Computer World NZ posted this article after attending my workshop given in Wellington, New Zealand. They just about got it right, only two minor errors. First, as I was introducing Will Richardson who greeted the Kiwi educators through Skype, I shared a story he tells about Wikipedia (crediting him)– in this report they left that part out. It is still makes a great point the way they tell it though. And secondly, Darren Kuropatwa (In Canada) was the math teacher, not a US math teacher. Let me know what you think of the article.
Complete Article Available here
3G phones put NZ ahead in education tech
Web
2.0, advanced technology for handheld digital communication and a
willingness to innovate in education places New Zealand at the forefront.
By Stephen Bell Wellington | Thursday, 29 March, 2007
New Zealand cellphone
calls may be expensive, but we are further into the third generation of
cellphone technology than many Western countries, including the US,
says Sheryl Nussbaum-Beach, an educational technology specialist from
Virginia.Nussbaum-Beach was keynote speaker for the Tuanz education conference last week.
She says the confluence of Web 2.0,
advanced technology for handheld digital communication and a
willingness to innovate in education places New Zealand at the point of
a “perfect storm” for new uses of digital technology in education.
The internet, and particularly Web 2.0
tools such as wikis, blogs and social networks, has given this
generation of young people a new outlook on information and learning,
Nussbaum-Beach says. It will no longer be possible to teach them in
traditional ways that rely on the teacher as the font of all knowledge
and memorising as one of the chief elements of learning.
There is little point in committing a
huge number of facts to memory when they are immediately available,
with latest updates, in response to a simple web query.
Emphasis will, rather, be on the
creativity of the student; what they can achieve by combining and
interpreting information from different sources — including their
fellow students and other people accessible online.
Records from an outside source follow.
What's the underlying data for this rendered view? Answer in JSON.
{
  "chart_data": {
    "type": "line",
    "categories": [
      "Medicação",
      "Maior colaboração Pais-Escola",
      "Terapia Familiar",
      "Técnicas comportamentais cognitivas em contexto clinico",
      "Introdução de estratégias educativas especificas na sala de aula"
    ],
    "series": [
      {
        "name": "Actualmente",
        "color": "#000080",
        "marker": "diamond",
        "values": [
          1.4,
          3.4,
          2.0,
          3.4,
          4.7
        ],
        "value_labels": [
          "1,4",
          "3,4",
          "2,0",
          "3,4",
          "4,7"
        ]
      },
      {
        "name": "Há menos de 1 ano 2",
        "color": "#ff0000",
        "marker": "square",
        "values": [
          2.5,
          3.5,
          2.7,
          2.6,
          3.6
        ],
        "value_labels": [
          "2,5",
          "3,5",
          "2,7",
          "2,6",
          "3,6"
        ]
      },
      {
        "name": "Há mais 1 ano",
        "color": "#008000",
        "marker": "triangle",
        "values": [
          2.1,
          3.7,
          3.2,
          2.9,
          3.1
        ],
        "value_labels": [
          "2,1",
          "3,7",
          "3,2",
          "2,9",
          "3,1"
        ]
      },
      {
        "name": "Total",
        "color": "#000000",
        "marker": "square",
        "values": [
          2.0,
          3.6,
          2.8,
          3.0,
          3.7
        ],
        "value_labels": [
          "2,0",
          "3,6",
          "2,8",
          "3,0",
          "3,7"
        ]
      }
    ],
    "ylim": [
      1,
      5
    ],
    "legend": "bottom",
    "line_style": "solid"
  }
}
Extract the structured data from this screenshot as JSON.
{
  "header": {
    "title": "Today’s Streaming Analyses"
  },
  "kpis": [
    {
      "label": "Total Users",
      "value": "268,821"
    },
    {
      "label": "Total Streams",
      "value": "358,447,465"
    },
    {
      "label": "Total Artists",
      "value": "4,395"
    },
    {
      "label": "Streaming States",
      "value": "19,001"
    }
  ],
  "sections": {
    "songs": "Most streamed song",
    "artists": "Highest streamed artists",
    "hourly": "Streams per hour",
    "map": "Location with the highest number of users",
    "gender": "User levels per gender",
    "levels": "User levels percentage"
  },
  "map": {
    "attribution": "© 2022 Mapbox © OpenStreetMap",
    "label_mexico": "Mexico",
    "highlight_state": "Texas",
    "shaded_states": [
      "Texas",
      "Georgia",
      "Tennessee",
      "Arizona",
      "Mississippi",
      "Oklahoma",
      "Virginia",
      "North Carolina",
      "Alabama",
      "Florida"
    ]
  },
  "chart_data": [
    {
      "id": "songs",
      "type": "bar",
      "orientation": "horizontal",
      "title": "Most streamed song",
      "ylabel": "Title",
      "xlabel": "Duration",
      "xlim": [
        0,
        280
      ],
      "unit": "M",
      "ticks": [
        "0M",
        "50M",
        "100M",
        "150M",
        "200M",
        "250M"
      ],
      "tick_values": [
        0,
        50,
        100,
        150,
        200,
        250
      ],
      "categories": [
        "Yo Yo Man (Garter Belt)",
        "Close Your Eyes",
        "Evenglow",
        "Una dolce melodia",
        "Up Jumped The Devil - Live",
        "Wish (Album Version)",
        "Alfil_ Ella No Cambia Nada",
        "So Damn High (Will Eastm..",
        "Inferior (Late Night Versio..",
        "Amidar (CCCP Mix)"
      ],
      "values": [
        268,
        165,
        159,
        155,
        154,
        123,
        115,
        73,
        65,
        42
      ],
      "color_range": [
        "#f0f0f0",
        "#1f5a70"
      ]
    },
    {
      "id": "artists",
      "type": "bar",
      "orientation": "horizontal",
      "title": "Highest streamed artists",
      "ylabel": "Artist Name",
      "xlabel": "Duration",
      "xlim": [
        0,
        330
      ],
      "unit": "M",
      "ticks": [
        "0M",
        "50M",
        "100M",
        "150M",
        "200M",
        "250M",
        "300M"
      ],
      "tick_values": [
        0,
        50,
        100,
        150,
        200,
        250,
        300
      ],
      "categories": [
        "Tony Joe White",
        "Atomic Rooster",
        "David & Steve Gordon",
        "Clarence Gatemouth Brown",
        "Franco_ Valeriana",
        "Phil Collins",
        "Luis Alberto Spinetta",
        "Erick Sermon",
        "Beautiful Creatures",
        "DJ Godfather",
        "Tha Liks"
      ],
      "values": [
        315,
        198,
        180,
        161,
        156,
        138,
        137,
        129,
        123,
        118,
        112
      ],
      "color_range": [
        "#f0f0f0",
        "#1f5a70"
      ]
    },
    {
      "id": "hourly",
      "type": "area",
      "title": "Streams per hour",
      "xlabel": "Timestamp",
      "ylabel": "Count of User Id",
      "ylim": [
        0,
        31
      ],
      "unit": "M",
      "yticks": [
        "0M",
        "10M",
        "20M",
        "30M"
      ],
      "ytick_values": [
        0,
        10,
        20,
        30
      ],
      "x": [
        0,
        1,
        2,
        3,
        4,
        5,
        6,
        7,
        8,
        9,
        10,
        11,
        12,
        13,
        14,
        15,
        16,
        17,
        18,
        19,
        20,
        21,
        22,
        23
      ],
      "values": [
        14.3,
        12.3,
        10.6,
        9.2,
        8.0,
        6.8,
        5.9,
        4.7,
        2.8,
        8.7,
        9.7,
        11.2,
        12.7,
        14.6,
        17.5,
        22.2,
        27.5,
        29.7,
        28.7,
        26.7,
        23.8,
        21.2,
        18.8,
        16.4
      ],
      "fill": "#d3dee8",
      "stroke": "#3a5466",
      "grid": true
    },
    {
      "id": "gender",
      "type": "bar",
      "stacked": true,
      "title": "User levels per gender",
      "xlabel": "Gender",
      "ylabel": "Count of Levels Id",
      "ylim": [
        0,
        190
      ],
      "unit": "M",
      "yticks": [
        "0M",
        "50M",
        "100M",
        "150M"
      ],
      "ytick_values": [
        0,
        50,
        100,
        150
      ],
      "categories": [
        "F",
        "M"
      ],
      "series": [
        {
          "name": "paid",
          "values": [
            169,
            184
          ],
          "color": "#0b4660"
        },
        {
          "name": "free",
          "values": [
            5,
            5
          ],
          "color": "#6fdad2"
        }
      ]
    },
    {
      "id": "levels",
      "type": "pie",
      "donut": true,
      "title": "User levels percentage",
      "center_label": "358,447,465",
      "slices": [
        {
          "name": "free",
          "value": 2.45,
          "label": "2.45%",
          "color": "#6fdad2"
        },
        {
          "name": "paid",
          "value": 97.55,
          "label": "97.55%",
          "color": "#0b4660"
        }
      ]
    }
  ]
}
She cites the case of a student who
uploaded his draft research paper to Wikipedia as an article, watched
while knowledgeable people corrected his mistakes and added further
information and pertinent references; then downloaded the result as the
final version. A conventional teacher would have said “do your own
work”, she says, but it’s hard to draw a firm ethical line between this
kind of interaction and the normal process of consulting authoritative
sources.
Web 2.0 will bring to the fore both an
increasing range of instruments, such as 3G cellphones, for using the
internet and a variety of software agents, tailored by the user to scan
the internet continuously for the latest information on a particular
subject. Agents will also take the form of “avatars”, representing the
users themselves, and relating to other avatars in virtual worlds such
as Second Life.
Skype is “an amazing tool for the
classroom” Nussbaum-Beach says, allowing a class to bring in an author
or expert to discuss their book or field of study with a class. She
demonstrated this at the conference, calling a mathematics teacher in
the US, who demonstrated how he interacted on problems in trigonometric
functions with his students, giving them the grounding for a study of
calculus.
The idea of a teacher being put out of
work by a computer may be passé, but teachers who fail to embrace the
opportunities offered by digital technology are likely be put out of
work by teachers who do, Nussbaum-Beach says.









Computer World New Zealand Article
TUANZ
I wanted to add as a sidenote– I scored major cool points with my son on being quoted in Computer World. He is 20 and said he knows none of his friend’s moms have ever been quoted in Computer World. And told me it was very cool.
I am so pleased. Cool points with a 20 year old geek is major.